After a trial period, projects with automated release showed far fewer deployment issues, and QA spent less time updating packages.

Stage summary:

① Introduced automated release;

② Introduced a QA branch to clarify the release workflow;

③ Made NuGet the sole method for external DLL management, unifying dependency handling.

Chapter 3 – Optimizing Automated Release

At this time Microsoft released TFS 2015 Update 2; see the update log.

The most important addition was Release Management, previously a separate product, now integrated into TFS.

Also TFS got its own Store for extensions.

My understanding of Release vs Build: Build compiles code into DLLs and stores them; Release copies those DLLs plus configuration to each environment, ensuring identical binaries across environments.

A typical Build step looks like this:

And a typical Release step looks like this:

For details refer to Microsoft documentation for Build for ASP.NET and Deploy to Windows VM.

Our current automated release pipeline looks like this:

Grey boxes mean the environment was not deployed, green means successful, yellow partial success, red failure.

Now we can instantly see which stage the release has reached without asking QA.

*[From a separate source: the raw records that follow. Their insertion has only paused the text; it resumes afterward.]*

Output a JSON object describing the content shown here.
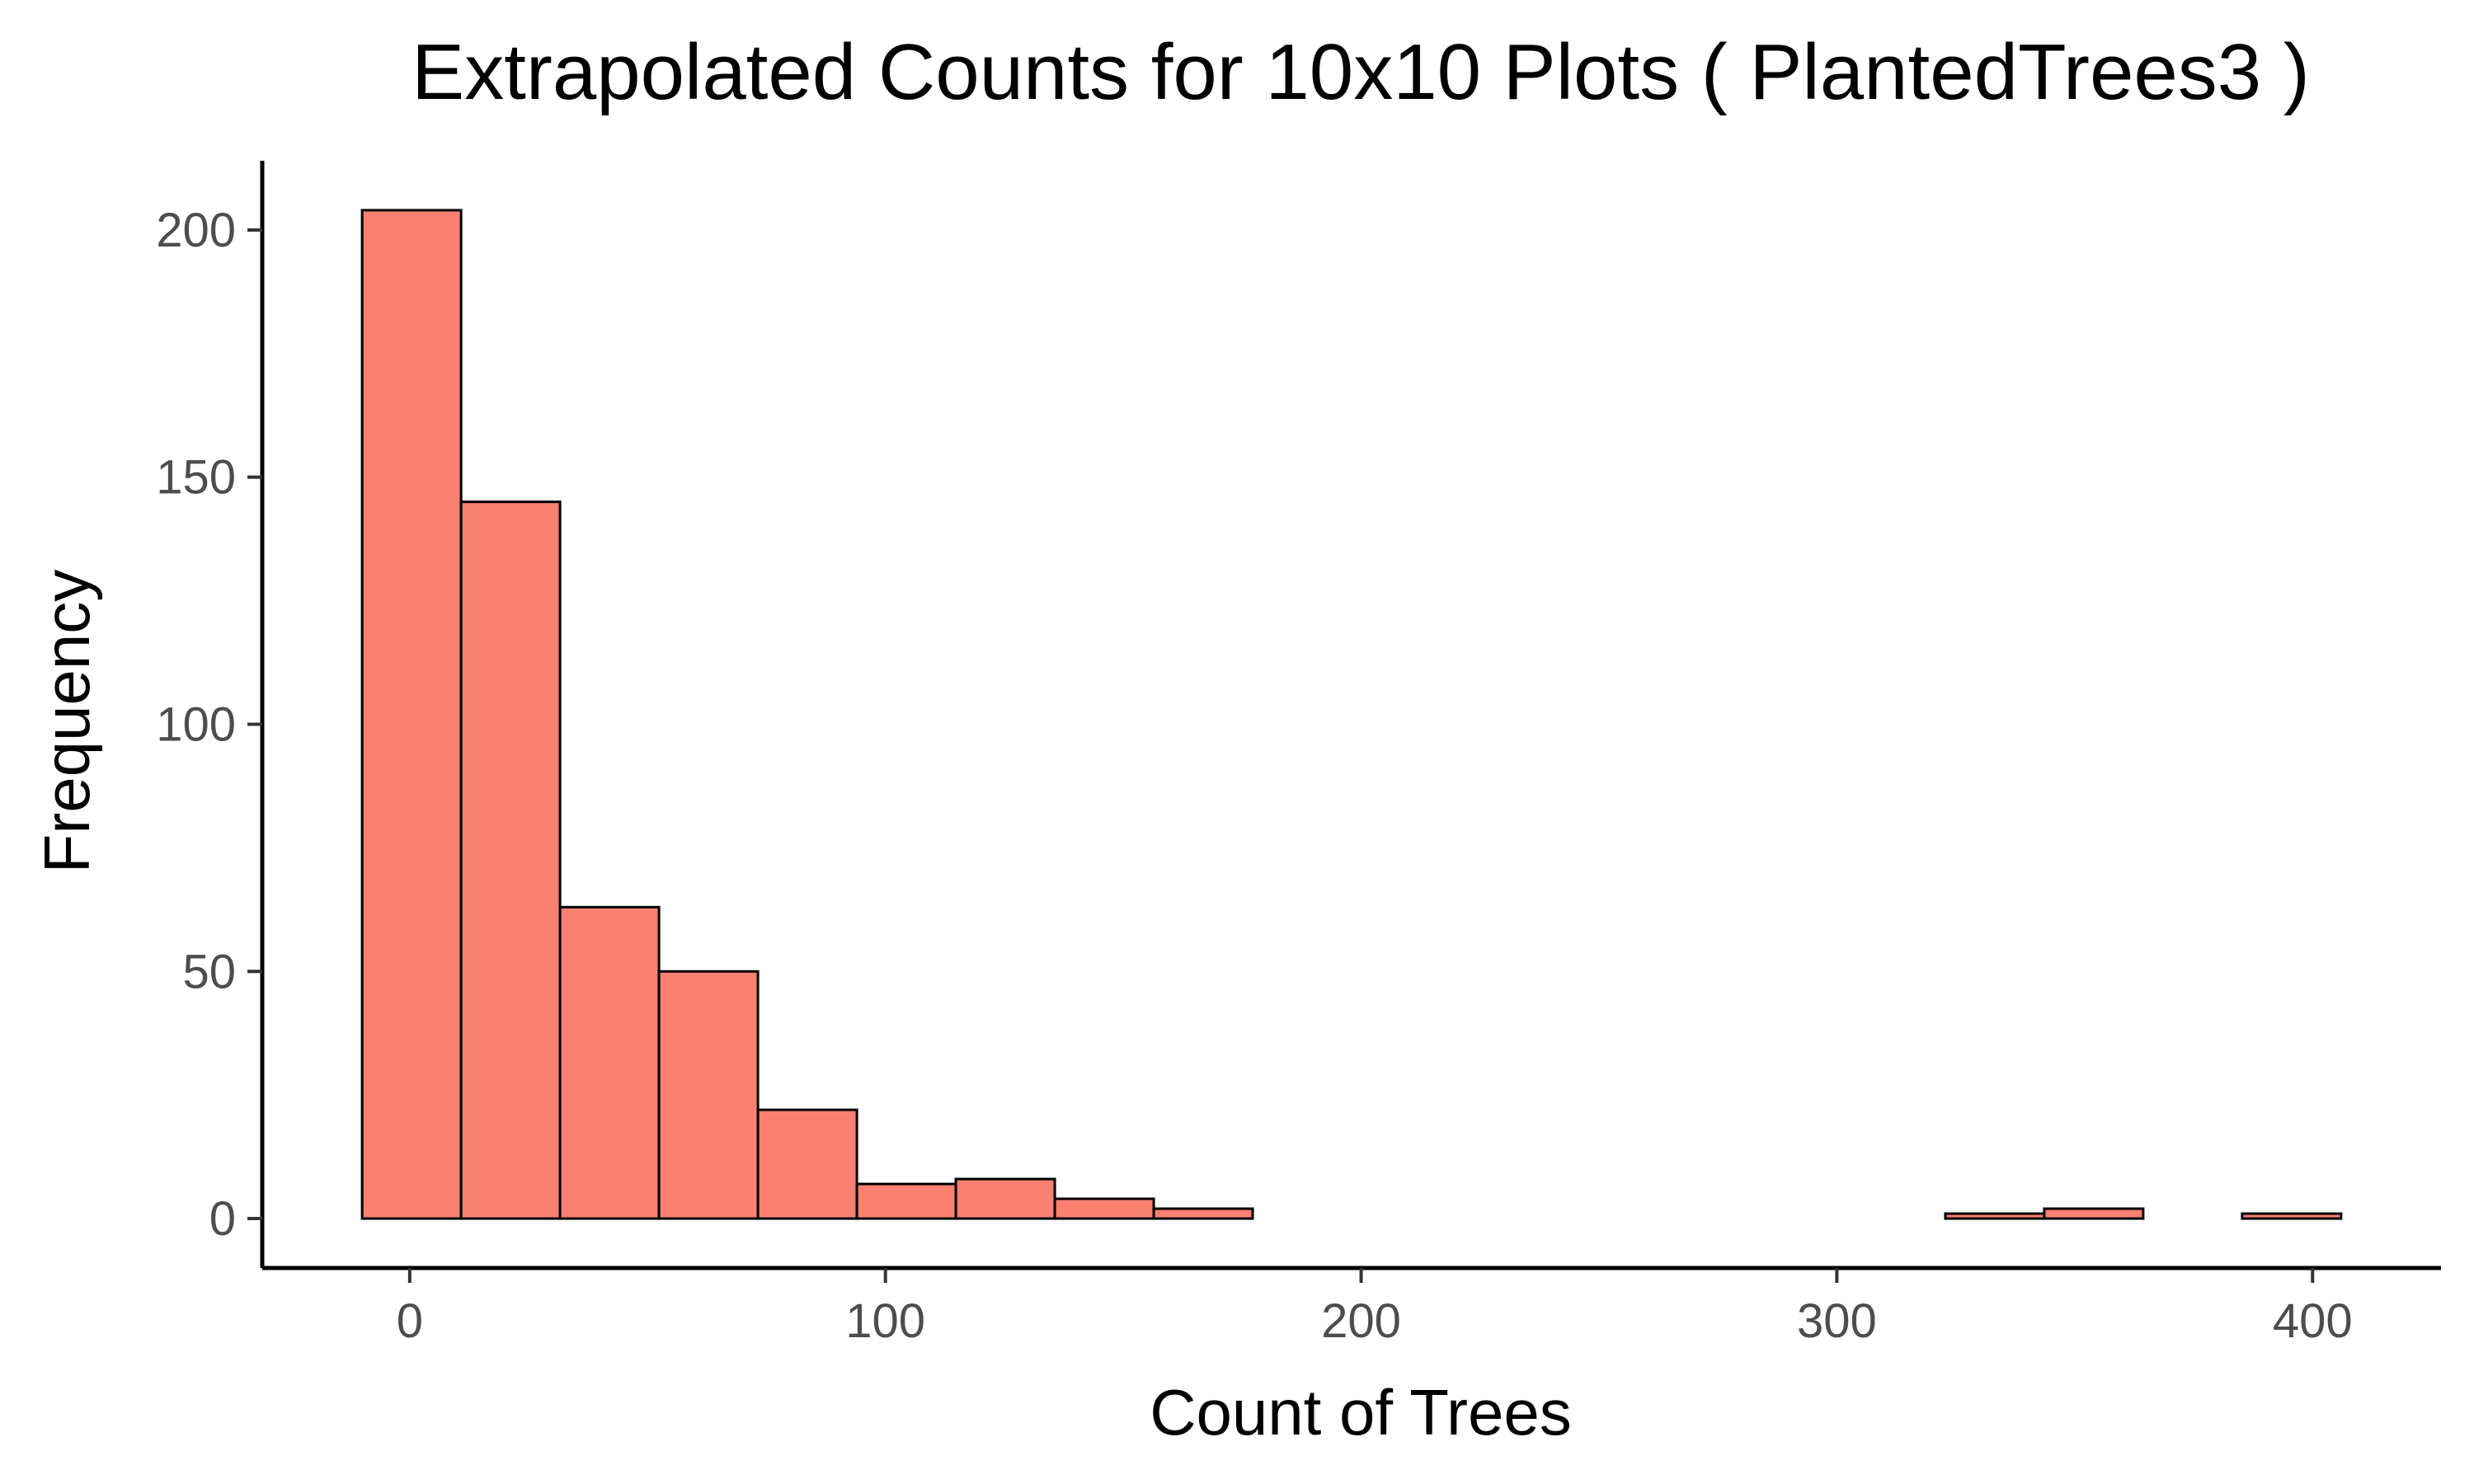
{
  "chart_data": {
    "type": "bar",
    "title": "Extrapolated Counts for 10x10 Plots ( PlantedTrees3 )",
    "xlabel": "Count of Trees",
    "ylabel": "Frequency",
    "bins": [
      {
        "x0": -10,
        "x1": 10.8,
        "count": 204
      },
      {
        "x0": 10.8,
        "x1": 31.6,
        "count": 145
      },
      {
        "x0": 31.6,
        "x1": 52.4,
        "count": 63
      },
      {
        "x0": 52.4,
        "x1": 73.2,
        "count": 50
      },
      {
        "x0": 73.2,
        "x1": 94.0,
        "count": 22
      },
      {
        "x0": 94.0,
        "x1": 114.8,
        "count": 7
      },
      {
        "x0": 114.8,
        "x1": 135.6,
        "count": 8
      },
      {
        "x0": 135.6,
        "x1": 156.4,
        "count": 4
      },
      {
        "x0": 156.4,
        "x1": 177.2,
        "count": 2
      },
      {
        "x0": 177.2,
        "x1": 198.0,
        "count": 0
      },
      {
        "x0": 198.0,
        "x1": 218.8,
        "count": 0
      },
      {
        "x0": 218.8,
        "x1": 239.6,
        "count": 0
      },
      {
        "x0": 239.6,
        "x1": 260.4,
        "count": 0
      },
      {
        "x0": 260.4,
        "x1": 281.2,
        "count": 0
      },
      {
        "x0": 281.2,
        "x1": 302.0,
        "count": 0
      },
      {
        "x0": 302.0,
        "x1": 322.8,
        "count": 0
      },
      {
        "x0": 322.8,
        "x1": 343.6,
        "count": 1
      },
      {
        "x0": 343.6,
        "x1": 364.4,
        "count": 2
      },
      {
        "x0": 364.4,
        "x1": 385.2,
        "count": 0
      },
      {
        "x0": 385.2,
        "x1": 406.0,
        "count": 1
      }
    ],
    "xlim": [
      -31,
      427
    ],
    "ylim": [
      -10,
      214
    ],
    "x_ticks": [
      0,
      100,
      200,
      300,
      400
    ],
    "y_ticks": [
      0,
      50,
      100,
      150,
      200
    ],
    "bar_color": "#fa8072",
    "bar_outline": "#000000",
    "grid": false,
    "legend": "none"
  }
}
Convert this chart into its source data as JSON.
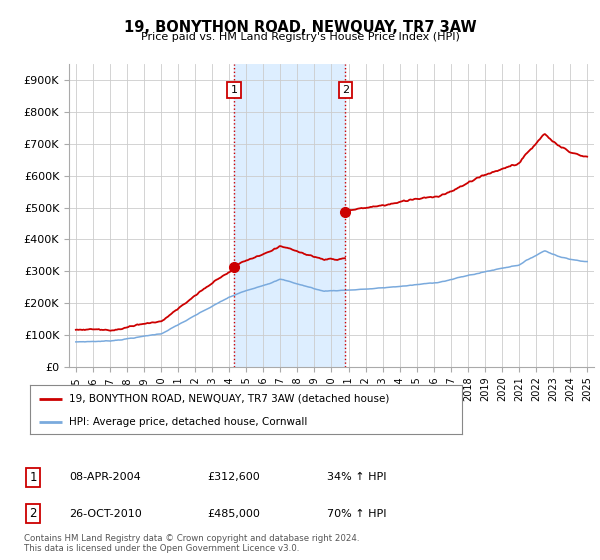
{
  "title": "19, BONYTHON ROAD, NEWQUAY, TR7 3AW",
  "subtitle": "Price paid vs. HM Land Registry's House Price Index (HPI)",
  "ylim": [
    0,
    950000
  ],
  "yticks": [
    0,
    100000,
    200000,
    300000,
    400000,
    500000,
    600000,
    700000,
    800000,
    900000
  ],
  "ytick_labels": [
    "£0",
    "£100K",
    "£200K",
    "£300K",
    "£400K",
    "£500K",
    "£600K",
    "£700K",
    "£800K",
    "£900K"
  ],
  "sale1_date": 2004.27,
  "sale1_price": 312600,
  "sale1_label": "1",
  "sale2_date": 2010.82,
  "sale2_price": 485000,
  "sale2_label": "2",
  "hpi_color": "#7aaadd",
  "price_color": "#cc0000",
  "vline_color": "#cc0000",
  "shade_color": "#ddeeff",
  "legend_label_price": "19, BONYTHON ROAD, NEWQUAY, TR7 3AW (detached house)",
  "legend_label_hpi": "HPI: Average price, detached house, Cornwall",
  "table_entries": [
    {
      "num": "1",
      "date": "08-APR-2004",
      "price": "£312,600",
      "info": "34% ↑ HPI"
    },
    {
      "num": "2",
      "date": "26-OCT-2010",
      "price": "£485,000",
      "info": "70% ↑ HPI"
    }
  ],
  "footnote": "Contains HM Land Registry data © Crown copyright and database right 2024.\nThis data is licensed under the Open Government Licence v3.0.",
  "background_color": "#ffffff",
  "grid_color": "#cccccc"
}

During this, I noticed the ‘IIS Web App Deployment’ task in Release has a feature that can replace parameters during deployment (similar to VS Transform).

Previously we excluded web.config from deployment because connection strings differ per environment, so we kept environment‑specific web.config ready and omitted it during publish.

When updating a NuGet package, web.config would change, and we had to write a txt for QA to manually edit the XML, which was painful.

Later ops extracted environment‑specific settings into separate config files, keeping web.config as a deployable file.

I wanted a more automated solution, so I investigated Web Deploy Parameter Files.

By specifying an XML file, Web Deploy can replace any specified configuration files on the target site, not just web.config.

After adoption, developers now publish web.config together, and during deployment the parameters are automatically injected (e.g., connection strings, appSettings).

Thus we no longer need to send txt instructions to QA.

Stage summary:

① Upgraded TFS to gain Release Management and Store support;

② Split automated release into Build and Release steps, creating a more structured pipeline;

③ Through Release we can clearly see the current testing stage;

④ Automated handling of web.config and other deployment configuration.

Big Summary

After all this effort, we have moved from a feudal‑era setup to an industrial‑revolution stage, introducing Git (especially its branching) and automated deployment.

Overall our team has entered an initial modernisation phase.